Agora é a estrada da Alvega onde era o campo de S. Sebastião,
na Caridade jogam os outros e nós só raro os vemos,
agora, temos idade, saudades e algumas (muitas) mazelas.

Meus companheiros de bola de trapo e pé descalço
como o tempo passou!
Cabeças brancas ou sem cabelos, barrigas redondas;
escrevendo no Deve e Haver da vida,
somando somando,
somando anos e anos

Na vila quieta,
sem vida
sem nada
- onde estão os domingos amarelos verdes azuis encarnados
vibrantes tangidos bandolins fitas violas gritos
da heróica marcha de Almadanim?! -
Ó meus amigos desgraçados,
se a vida é curta e a morte infinita,
despertemos e vamos
Eia!
Vamos fazer qualquer coisa de louco e heróico
como era a Prostes pum-catapum, e os Águias e as balizas às costas,
e o basquete dos Bombeiros e o hóquei do Atlético,
e a Banda que foi a Vigo, e a excursão que veio de Lisboa.

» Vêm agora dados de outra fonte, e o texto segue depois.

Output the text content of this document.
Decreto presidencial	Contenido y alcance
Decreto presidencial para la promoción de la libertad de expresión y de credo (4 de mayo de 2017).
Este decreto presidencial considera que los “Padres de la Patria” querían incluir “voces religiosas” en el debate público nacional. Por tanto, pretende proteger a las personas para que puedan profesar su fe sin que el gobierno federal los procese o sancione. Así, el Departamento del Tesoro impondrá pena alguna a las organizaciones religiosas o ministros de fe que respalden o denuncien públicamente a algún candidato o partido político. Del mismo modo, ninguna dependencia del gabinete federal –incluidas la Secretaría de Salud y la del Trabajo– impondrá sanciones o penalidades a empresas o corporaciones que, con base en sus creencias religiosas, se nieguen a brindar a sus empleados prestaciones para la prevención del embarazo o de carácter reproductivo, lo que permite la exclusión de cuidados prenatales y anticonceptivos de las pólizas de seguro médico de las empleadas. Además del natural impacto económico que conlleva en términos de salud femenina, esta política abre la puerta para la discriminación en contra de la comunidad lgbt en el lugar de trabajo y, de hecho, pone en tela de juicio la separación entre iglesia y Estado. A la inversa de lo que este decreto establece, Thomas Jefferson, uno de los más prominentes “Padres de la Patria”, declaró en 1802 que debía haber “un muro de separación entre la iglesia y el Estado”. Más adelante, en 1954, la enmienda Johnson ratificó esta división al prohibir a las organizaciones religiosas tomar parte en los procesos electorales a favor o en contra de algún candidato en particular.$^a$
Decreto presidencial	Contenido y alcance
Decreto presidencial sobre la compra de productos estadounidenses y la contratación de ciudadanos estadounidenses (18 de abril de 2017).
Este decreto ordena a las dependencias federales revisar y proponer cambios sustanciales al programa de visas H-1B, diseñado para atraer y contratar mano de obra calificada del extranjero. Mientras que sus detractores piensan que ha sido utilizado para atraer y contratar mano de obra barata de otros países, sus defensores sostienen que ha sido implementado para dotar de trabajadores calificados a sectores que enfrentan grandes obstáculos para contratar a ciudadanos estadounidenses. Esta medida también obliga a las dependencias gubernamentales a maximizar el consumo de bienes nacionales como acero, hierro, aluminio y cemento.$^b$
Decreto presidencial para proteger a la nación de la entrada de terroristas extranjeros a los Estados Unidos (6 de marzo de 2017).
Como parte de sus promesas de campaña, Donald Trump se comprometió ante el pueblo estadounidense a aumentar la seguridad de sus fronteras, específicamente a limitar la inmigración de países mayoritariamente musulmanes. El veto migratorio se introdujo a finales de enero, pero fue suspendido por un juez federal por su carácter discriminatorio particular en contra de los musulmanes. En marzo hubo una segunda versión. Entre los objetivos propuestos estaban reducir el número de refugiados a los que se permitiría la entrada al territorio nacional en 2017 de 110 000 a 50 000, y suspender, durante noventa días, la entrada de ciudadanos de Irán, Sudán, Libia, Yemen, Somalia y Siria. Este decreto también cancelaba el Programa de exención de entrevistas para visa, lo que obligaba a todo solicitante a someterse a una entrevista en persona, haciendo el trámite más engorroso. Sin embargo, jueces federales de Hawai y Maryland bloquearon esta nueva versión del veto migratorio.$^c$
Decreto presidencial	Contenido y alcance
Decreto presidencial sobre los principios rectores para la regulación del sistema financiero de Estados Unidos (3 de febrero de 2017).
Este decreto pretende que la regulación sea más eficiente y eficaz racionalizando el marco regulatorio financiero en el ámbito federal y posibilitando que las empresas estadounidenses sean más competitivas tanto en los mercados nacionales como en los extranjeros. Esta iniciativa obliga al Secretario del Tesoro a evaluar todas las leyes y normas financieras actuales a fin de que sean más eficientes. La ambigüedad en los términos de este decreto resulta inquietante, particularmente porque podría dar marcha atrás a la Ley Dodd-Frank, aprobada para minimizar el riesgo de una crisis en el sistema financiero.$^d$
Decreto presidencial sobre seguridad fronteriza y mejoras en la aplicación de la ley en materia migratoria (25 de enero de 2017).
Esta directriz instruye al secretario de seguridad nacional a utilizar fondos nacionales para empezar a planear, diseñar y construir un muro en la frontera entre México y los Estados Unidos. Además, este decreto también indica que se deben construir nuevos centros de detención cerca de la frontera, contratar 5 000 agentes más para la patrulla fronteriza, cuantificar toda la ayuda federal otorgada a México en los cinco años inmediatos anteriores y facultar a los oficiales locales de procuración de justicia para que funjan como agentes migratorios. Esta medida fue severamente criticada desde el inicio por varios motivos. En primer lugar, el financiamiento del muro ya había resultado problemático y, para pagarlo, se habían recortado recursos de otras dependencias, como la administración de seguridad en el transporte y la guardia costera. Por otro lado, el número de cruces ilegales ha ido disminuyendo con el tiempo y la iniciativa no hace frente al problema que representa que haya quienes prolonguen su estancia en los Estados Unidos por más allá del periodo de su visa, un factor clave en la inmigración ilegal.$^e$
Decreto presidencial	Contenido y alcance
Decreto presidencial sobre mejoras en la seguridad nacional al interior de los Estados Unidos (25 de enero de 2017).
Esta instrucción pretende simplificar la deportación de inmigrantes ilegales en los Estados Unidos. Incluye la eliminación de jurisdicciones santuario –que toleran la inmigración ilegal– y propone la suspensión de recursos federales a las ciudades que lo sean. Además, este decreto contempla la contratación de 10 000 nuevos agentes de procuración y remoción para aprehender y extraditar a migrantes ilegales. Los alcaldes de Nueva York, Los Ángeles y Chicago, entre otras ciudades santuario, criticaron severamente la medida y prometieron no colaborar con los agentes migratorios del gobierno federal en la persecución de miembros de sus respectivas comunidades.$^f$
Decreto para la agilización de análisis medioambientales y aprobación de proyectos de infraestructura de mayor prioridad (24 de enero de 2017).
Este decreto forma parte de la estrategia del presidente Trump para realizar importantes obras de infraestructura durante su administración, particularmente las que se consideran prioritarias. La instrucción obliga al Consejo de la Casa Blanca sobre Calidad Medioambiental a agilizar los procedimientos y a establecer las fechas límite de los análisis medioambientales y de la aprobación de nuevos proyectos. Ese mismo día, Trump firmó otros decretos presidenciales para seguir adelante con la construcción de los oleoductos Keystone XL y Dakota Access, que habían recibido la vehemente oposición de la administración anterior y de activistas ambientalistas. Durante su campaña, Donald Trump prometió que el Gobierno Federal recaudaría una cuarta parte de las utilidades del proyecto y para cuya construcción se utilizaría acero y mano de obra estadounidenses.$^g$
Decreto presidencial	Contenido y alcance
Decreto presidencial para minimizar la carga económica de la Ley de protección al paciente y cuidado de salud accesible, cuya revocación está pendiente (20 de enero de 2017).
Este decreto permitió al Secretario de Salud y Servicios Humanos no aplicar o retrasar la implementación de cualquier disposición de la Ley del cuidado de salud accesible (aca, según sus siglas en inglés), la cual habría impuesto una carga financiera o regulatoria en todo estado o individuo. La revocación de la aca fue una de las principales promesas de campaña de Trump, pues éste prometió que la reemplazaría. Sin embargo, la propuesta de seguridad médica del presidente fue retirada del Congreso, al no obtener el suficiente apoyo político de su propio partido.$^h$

Ah!, meus companheiros de bola de trapo e pé descalço
como o tempo passou...
Cabelos brancos, ou onde é que eles vão,
redondas barrigas, andar arrastado.
no livro dos assentos da vida,
somando somando,
somando anos e anos,
lembrando casos de ontem,
esquecendo coisas de hoje
Na vila quieta,
sem vida
sem nada
- onde estão os dias amarelos verdes azuis encarnados?,
onde está aquela alegria antiga, os berros de golo?,
os gritos de toma lá que já almoçaste/merda que me aleijaste?
Ó meus amigos desgraçados,
se a vida é curta e a morte infinita,
despertemos e vamos
Eia!
Vamos fazer qualquer coisa de louco e heróico
como era jogar com bola de trapo e pé descalço.
como era a Tuna do Zé Jacinto
tocando a marcha Almadanim!

9 comentários:

samuel disse...

Esta cuquice é absolutamente gloriosa!

Toda aquela energia não seria o mistério dos seios nascendo debaixo das blusas...? :-)))

Abraço.

Maria disse...

Acabaste a 2ª série das "cuquices" de uma forma genial!

Beijo.

Anónimo disse...

Lindo, comovedor. Isto não é cucar, é desenvolvimento criativo. É uma homenagem a dois grandes poetas, mostra que a poesia deles está viva, não ficou parada no tempo h´a 50 anos atrás.

Campaniça

José Rodrigues disse...

K bué de fixe dvia ser tmp esse...gora ipnone,jgs nd intressa...mlhor ir estudr trb...esses MnlFons e Atn Jacin e Sr.Ribro... e tb 1 tal marx...dv ser bué de giro!

Abraço

cid simoes disse...

LINDO! Obrigado.

Graciete Rietsch disse...

Que posso dizer? Parabéns, parabéns, parabéns. Tão lindo como os poemas cucados. Fiquei encantada.

Um beijo.

cristal disse...

Obrigada. Porque não consigo escrever mais nada.

Antuã disse...

Poemas fabulosos e como o tempo passa!

Justine disse...

Magnífico texto, nostálgico, comovente e luminoso!